The Atlanta Braves, who have spent the past 10 1/2 months trying to get good in the not-so-distant future, are five games behind the Washington Nationals, who were supposed to rule the National League East and all of baseball in the here and now. The Braves are 11 games under .500; the Nats, who've lost six in a row and were outscored 28-12 over four games in San Francisco, are 58-59.

We mention this not just as another way to the tweak the swaggering owners of #Natitude , though that's always fun, but to make this observation. One of the reasons the Braves could commit to a tear-down -- or a "reset," to invoke John Hart's word -- was that they looked at the Nationals and thought, "They've got Scherzer and Harper and Rendon and Werth and Span and Zimmerman and Zimmermann and Strasburg and Fister and Desmond; there's no way we can match that."

It wasn't just the Braves who thought as much. Almost everyone who watches baseball felt the same. The Nats have been picked to win the World Series for so long that it has become a kneejerk response. Trouble is, the Nats haven't yet won the Series -- haven't won a playoff series -- and the odds of them qualifying for postseason this year have dwindled to 31.0 percent , according to FanGraphs. They are fast becoming The Great Team That Never Was.

Because the Braves reside in the same division, they have to pay attention to the Nats, same as they did the Phillies. But the Nationals have sunk $210 million into a pitcher who just turned 31, and even though Max Scherzer has been excellent, we can't say he has made a difference in the standings -- and his massive contract runs through 2021. They owe $42 million over the next two seasons to a 36-year-old who's hitting .184 (Jayson Werth) and $60 million over the next three to a 30-year-old who's hitting .219 (Ryan Zimmerman).

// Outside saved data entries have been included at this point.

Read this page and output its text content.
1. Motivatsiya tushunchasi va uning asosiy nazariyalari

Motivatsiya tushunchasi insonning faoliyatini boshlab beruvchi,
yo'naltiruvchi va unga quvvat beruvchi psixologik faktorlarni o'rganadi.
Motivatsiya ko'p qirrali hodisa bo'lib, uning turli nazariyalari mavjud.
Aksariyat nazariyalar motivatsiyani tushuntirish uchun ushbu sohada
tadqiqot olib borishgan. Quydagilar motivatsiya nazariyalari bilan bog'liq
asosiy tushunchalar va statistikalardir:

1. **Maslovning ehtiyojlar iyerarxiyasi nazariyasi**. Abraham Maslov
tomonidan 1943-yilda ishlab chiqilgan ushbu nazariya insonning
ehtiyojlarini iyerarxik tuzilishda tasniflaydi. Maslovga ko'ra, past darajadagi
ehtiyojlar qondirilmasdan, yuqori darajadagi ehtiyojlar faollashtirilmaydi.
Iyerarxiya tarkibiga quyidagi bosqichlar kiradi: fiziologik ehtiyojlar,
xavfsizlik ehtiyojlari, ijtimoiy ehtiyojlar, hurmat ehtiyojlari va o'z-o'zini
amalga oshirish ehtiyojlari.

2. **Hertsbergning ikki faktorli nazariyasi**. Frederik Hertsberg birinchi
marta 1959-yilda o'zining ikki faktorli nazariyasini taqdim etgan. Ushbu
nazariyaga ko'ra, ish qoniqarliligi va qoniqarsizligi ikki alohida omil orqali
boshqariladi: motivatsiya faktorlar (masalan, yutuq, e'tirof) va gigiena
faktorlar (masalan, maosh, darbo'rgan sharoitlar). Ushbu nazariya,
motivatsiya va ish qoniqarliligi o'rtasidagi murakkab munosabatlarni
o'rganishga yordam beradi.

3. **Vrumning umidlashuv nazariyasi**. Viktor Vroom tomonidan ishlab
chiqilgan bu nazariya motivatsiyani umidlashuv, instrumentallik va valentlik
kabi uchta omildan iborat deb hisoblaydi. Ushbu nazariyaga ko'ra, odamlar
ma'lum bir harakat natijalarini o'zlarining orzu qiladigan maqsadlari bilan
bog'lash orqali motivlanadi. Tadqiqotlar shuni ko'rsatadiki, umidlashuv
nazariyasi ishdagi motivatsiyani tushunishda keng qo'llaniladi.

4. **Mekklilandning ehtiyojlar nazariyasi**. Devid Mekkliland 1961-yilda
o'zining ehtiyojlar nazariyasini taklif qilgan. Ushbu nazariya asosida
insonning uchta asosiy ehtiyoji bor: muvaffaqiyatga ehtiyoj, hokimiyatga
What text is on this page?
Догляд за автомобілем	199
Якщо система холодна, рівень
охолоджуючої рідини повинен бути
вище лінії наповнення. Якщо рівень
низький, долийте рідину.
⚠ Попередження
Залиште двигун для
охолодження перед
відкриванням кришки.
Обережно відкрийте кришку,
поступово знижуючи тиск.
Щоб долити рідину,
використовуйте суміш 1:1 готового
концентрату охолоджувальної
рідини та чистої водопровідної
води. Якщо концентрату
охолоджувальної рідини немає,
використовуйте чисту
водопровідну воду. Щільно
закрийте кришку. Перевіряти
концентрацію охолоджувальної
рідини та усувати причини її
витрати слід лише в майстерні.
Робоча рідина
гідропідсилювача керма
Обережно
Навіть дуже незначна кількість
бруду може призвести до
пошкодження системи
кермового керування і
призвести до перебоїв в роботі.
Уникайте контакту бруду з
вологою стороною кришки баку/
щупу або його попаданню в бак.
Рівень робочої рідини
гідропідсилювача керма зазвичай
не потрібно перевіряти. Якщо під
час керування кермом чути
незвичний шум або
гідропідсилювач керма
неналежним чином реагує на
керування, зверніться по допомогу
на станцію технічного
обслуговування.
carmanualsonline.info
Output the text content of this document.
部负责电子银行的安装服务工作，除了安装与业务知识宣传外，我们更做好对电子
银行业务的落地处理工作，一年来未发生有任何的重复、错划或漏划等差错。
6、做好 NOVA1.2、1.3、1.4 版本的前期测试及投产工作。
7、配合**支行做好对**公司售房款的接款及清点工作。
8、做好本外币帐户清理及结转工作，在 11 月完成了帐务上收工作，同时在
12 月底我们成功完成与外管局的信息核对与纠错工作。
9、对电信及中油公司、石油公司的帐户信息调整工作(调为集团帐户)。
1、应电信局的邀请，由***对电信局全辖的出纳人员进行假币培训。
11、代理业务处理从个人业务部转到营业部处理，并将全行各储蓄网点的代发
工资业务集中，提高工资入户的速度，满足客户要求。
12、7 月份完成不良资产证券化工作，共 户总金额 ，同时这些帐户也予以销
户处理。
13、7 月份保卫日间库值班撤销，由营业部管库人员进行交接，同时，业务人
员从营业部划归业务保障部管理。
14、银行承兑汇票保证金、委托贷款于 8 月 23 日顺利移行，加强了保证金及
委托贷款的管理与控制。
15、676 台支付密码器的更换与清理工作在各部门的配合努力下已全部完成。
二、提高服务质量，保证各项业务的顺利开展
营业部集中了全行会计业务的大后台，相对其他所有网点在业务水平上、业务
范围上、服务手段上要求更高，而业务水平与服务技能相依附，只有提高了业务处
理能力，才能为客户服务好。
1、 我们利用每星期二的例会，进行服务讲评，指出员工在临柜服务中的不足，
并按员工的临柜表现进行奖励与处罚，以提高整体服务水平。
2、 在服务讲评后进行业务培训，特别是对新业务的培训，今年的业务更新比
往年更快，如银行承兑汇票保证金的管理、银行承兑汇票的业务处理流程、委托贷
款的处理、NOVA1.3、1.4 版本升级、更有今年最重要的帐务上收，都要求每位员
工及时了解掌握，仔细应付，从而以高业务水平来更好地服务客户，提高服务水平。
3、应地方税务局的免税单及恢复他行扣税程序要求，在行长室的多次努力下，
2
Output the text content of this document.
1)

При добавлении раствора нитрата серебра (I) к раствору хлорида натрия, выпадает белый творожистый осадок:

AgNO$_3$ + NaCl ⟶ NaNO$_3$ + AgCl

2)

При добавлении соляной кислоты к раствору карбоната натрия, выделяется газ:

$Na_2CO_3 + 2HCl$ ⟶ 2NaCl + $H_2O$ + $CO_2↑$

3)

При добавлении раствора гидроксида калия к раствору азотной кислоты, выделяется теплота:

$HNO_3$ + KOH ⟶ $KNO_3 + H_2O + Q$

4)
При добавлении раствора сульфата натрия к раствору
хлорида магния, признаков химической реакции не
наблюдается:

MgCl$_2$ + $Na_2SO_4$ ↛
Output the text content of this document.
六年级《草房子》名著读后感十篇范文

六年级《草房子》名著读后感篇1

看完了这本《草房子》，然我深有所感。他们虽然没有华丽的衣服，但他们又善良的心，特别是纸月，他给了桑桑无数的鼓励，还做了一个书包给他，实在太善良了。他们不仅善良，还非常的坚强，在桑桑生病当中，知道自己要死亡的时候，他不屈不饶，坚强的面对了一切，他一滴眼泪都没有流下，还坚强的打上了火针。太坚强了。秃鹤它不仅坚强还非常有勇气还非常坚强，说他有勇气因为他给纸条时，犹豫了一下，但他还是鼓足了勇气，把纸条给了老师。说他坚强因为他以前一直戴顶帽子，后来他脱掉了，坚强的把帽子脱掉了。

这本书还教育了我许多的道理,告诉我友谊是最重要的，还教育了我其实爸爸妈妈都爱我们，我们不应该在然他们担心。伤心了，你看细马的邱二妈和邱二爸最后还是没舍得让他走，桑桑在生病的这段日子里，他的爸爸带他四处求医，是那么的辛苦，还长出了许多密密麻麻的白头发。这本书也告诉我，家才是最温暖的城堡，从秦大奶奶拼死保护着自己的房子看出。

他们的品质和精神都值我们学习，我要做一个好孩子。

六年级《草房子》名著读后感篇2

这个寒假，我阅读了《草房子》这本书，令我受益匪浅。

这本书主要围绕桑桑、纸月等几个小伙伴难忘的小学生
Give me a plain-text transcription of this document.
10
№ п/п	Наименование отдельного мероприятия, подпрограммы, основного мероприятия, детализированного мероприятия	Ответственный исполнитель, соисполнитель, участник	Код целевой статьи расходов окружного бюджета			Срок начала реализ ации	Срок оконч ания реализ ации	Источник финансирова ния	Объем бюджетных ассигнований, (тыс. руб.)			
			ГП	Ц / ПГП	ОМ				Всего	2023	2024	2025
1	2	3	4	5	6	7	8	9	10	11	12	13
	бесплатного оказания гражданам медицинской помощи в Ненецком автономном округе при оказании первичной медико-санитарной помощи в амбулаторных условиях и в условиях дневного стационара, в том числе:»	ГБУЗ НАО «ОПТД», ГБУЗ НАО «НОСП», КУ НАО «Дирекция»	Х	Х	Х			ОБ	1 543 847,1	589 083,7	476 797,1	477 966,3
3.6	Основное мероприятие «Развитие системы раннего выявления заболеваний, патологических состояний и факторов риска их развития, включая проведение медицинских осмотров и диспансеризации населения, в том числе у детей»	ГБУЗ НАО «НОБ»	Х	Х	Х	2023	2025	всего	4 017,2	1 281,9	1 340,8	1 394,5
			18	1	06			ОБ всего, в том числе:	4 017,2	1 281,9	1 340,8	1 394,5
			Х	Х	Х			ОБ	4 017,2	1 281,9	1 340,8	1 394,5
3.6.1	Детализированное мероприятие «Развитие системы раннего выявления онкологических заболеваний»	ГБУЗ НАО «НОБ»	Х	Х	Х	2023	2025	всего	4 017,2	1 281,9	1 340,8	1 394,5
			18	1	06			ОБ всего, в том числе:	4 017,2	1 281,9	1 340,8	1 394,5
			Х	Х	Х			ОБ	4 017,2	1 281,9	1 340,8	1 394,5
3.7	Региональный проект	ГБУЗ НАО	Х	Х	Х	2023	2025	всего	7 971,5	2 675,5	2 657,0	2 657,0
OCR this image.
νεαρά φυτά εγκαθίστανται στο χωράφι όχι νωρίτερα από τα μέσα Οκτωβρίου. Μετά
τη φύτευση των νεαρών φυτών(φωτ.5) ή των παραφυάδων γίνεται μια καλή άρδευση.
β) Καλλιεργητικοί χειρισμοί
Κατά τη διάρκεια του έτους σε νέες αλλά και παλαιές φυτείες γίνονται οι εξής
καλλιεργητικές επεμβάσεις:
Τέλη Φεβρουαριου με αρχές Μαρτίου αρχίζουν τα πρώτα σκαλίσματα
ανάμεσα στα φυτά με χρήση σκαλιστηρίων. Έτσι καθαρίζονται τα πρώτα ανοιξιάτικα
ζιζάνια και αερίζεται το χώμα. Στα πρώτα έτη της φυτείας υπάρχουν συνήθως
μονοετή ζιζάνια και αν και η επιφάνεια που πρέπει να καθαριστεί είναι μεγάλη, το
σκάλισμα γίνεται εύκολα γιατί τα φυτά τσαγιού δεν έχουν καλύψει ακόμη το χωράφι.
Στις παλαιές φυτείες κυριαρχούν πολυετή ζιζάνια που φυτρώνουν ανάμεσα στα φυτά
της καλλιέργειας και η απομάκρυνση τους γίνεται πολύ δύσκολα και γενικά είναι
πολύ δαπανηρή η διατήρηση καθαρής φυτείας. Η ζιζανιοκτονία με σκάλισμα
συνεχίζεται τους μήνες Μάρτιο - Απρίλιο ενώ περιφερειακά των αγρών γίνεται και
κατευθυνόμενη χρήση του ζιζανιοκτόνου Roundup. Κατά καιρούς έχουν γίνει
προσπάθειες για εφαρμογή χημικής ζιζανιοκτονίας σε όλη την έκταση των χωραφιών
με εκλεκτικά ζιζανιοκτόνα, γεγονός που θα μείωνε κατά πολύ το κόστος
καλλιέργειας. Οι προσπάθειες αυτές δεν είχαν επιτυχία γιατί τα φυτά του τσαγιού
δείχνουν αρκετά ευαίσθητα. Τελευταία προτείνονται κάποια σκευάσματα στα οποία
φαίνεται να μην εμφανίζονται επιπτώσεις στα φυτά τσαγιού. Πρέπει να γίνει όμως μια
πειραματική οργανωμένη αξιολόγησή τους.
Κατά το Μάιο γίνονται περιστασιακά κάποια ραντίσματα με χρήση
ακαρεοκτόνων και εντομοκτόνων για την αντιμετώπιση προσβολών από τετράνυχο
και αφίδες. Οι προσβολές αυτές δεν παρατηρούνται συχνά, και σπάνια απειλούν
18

Those are the sort of massive outlays that ultimately undid the Phils. Yes, Washington has a cornerstone in Bryce Harper, who's 22, and the 25-year-old Anthony Rendon, assuming he gets healthy, is superb. But Jordan Zimmermann and Ian Desmond and Doug Fister (who has been banished to the bullpen) are eligible for free agency, and nobody knows what to make of Stephen Strasburg, whose ERA is higher than Julio Teheran's.

Meaning: The benchmark in the NL East is itself being reset. The Mets have younger and better starting pitchers than the Nats, but the Mets can't score. (The three hitters they acquired before the deadline -- Yoenis Cespedes, Juan Uribe and Kelly Johnson -- are two-to-three-month rentals.) They were just swept by Pittsburgh, losing twice in bonus cantos and mustering six runs over 33 innings. But they still lead the East by 4 1/2 games.

The Braves have been amassing young pitching themselves, and they have Freddie Freeman. It will be a while before we can put a Braves rotation on the same high shelf as DeGrom-Harvey-Syndergaard-Niese (with Steven Matz set to assume Bartolo Colon's spot soon), but the expanse between the local club and the top of this division mightn't be as wide as once believed. The Mets' pitching is scary good; the rest of their roster is not.